Basically, no, it’s best to preserve your different bank card accounts open.
The explanation? Having a second (or third or fourth) bank card that you just seldom use decreases your utilization ratio. That’s a great factor. You might have more cash obtainable to you (the credit score limits in your playing cards), however you solely use a small share of that obtainable credit score every month.
If you shut a bank card, you’re wiping away an enormous chunk of your whole obtainable credit score. Balances in your different playing cards stay the identical, so it seems to be such as you’re utilizing extra of your obtainable credit score.
It may well make sense to shut your bank card account in some circumstances, like if you happen to’re paying an annual payment on a card you don’t use anymore.
However generally, depart the accounts open.
Is It Unhealthy to Have A number of Credit score Playing cards?
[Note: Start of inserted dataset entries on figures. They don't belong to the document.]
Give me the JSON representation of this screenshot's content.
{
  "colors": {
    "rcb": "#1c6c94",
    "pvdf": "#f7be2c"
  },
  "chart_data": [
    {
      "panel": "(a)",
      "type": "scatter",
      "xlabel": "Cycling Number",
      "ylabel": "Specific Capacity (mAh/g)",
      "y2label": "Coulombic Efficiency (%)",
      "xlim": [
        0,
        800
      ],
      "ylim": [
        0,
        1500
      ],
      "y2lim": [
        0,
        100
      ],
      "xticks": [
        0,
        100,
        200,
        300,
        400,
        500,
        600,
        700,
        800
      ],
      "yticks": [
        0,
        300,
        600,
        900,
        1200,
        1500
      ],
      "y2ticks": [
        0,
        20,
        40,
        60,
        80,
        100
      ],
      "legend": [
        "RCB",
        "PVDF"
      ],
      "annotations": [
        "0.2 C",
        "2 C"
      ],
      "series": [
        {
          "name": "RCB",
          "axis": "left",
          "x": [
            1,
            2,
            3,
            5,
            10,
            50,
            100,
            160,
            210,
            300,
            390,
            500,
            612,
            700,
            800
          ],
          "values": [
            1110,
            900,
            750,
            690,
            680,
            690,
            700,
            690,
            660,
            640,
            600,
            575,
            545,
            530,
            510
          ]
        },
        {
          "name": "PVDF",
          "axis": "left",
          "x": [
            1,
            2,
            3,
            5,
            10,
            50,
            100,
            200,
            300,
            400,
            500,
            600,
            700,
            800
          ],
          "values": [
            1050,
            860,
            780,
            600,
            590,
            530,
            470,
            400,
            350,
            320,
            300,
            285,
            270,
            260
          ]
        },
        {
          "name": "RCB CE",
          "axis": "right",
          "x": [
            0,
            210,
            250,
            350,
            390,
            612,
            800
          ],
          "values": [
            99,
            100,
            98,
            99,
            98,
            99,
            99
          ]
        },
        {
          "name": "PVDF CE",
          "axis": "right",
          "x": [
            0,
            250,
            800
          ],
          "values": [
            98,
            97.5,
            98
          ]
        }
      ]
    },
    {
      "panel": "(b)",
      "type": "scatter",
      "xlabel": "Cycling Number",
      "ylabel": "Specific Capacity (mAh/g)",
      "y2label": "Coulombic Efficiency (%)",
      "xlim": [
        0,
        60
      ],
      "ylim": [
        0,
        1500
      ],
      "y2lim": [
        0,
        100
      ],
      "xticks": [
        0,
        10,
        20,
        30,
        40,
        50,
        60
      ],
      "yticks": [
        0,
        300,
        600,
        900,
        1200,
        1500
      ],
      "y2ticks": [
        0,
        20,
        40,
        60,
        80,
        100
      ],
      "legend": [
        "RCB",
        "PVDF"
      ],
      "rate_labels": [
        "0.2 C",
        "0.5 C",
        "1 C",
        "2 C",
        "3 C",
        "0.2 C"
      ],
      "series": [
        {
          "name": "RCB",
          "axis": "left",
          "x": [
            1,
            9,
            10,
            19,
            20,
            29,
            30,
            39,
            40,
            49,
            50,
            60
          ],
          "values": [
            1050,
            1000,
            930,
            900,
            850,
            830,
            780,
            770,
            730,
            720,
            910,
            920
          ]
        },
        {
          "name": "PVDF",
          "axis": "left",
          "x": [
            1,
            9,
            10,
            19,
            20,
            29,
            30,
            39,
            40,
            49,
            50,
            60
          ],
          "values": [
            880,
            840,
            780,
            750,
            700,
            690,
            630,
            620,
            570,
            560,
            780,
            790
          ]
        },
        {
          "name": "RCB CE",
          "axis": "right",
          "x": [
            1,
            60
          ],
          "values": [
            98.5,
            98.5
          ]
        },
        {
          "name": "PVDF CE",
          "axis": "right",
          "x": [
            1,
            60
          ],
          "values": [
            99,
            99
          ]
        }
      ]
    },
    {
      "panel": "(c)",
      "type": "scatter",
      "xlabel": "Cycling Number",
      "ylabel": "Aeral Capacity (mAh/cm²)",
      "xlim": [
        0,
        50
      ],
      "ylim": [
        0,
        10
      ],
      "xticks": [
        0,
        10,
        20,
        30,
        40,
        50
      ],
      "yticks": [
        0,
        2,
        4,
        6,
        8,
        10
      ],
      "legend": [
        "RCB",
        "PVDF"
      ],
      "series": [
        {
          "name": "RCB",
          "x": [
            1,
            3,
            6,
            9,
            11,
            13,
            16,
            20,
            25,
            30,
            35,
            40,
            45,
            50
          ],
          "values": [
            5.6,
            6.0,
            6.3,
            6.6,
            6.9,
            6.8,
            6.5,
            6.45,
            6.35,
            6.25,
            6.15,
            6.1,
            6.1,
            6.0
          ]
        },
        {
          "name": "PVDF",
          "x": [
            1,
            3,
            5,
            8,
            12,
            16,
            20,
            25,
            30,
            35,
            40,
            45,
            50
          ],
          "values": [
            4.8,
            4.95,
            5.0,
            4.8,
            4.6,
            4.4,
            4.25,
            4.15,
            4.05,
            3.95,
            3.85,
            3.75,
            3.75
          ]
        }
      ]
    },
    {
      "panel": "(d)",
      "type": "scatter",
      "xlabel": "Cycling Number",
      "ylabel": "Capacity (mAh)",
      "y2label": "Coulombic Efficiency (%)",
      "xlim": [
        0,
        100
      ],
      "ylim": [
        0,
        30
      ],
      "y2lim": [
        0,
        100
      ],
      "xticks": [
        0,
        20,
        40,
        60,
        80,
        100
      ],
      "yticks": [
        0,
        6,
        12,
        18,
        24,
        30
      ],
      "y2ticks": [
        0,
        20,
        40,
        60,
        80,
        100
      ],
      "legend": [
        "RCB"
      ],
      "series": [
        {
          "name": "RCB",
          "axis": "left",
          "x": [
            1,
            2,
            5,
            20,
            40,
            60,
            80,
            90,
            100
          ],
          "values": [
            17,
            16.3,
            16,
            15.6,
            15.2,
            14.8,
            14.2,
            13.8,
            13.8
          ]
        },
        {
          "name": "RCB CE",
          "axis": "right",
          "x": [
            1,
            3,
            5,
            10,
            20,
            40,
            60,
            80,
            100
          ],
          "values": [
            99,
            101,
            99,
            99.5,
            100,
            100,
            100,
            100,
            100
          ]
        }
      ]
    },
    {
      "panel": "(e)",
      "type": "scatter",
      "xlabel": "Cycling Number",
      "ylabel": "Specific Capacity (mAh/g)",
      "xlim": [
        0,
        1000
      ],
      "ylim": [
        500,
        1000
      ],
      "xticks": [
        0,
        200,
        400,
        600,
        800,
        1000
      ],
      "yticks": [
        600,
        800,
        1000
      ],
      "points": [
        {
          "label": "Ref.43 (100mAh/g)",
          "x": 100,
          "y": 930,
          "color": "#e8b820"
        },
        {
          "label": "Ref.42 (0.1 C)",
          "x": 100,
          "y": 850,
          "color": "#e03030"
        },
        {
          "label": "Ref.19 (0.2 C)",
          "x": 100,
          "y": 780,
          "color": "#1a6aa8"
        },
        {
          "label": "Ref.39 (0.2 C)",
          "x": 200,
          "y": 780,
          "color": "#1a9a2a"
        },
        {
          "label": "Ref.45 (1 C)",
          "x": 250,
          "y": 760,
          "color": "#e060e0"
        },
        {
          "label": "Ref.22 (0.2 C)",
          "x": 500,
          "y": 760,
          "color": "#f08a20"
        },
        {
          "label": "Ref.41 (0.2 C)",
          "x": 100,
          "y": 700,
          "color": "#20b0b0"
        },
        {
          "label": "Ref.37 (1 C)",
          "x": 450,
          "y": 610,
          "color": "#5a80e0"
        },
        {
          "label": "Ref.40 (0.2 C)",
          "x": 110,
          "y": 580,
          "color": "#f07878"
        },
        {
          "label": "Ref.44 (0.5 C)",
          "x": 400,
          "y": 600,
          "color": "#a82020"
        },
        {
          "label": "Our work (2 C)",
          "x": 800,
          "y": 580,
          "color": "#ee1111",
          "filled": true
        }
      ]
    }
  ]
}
No, not if you happen to use them responsibly. However having 4 or extra bank cards won’t be that helpful both.
Right here’s why: It may be troublesome to handle a number of playing cards and due dates. Plus bank card annual charges can chip away at your rewards. Card advantages are additionally extra more likely to overlap when you have a number of playing cards.
Your credit score rating will take a small, short-term hit once you apply for a brand new card. Your rating may dip by 5 to 10 factors for every exhausting inquiry in your credit score report.
It might additionally quickly decrease your rating by lowering the general common age of your accounts.
Fortunately, factors gained from paying your bank card invoice on time and sustaining a low credit score utilization ratio can offset these small dips, particularly in the long term.
Rachel Christian is a Licensed Educator in Private Finance and a senior author for The FinanceGrabber.